Tudor Monastery (set roughly 500 years ago in West Sessex, during the reign of King Henry the 7th) This series follows the efforts of the team as Tenant farmers of a Catholic monastery just prior to the religious reforms/upheaval enacted by King Henry the 8th.  More peas than I’ve ever seen before, the first printed books, the emergence of technology from sorcery, and of course regrettable hosiery. “Merrie England, for heaven’s sake…”
Secrets of the Castle (unusual among the other series, in that it is set in 13th century France, not England, at the site of a remarkable modern-day historical reconstruction project, the Guédelon Castle) This thing is unbelievably huge. Hovels.  Grain-arcs.  What castles really looked like when they were in use.  Siege warfare.  Well-cooked pork.  The geometric secrets of Masonry.  …And a number of adorable resident Owls.

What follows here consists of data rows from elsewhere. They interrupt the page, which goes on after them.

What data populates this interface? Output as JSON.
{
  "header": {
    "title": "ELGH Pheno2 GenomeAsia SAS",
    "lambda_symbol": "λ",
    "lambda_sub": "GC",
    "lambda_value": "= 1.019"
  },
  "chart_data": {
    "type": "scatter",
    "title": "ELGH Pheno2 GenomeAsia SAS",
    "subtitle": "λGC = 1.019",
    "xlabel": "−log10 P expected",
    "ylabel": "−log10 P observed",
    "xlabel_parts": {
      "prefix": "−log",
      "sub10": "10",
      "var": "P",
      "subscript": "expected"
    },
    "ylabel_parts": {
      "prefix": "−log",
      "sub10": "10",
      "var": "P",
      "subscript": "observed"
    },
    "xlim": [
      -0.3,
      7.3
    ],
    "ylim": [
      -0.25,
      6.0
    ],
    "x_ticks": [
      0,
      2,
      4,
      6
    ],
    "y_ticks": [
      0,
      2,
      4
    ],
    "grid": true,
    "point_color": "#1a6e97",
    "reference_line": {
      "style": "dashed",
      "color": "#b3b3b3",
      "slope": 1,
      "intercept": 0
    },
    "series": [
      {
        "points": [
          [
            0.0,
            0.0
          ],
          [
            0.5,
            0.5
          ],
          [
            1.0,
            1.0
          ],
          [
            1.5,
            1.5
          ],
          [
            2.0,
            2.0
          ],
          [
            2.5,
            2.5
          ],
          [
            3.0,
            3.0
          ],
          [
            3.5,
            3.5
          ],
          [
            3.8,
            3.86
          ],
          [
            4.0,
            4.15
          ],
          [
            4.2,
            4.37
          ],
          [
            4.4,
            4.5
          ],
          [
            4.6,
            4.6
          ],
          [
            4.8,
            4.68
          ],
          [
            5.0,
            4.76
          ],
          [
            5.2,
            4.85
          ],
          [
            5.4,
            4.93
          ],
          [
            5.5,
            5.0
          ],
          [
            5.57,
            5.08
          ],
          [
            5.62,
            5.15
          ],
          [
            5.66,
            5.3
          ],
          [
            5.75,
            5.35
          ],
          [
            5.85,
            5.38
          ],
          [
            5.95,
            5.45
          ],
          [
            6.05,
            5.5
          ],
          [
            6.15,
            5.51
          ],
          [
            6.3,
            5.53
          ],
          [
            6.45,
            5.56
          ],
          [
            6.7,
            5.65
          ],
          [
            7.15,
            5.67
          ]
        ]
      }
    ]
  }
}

Full Steam Ahead (This one follows the establishment of the railway system in mainland Britain, and the effects of a National and soon after Global economy on everyone within reach of it’s stations.)  Technical details, early railways, working preserved trains, trade, and loss of limbs by workers, horrific medical cover-ups about industrial disease, and the global boom for scotch whiskey.  Old-time fish and chips, and midnight Rhubarb, this series peels the lid off a lot of things even locals may have seen… without really knowing.  (Arguably the engineering-minded and perpetually filthy Peter’s contribution to the series, this one was unique in that it didn’t have the ‘for a full calendar year-’ formula.)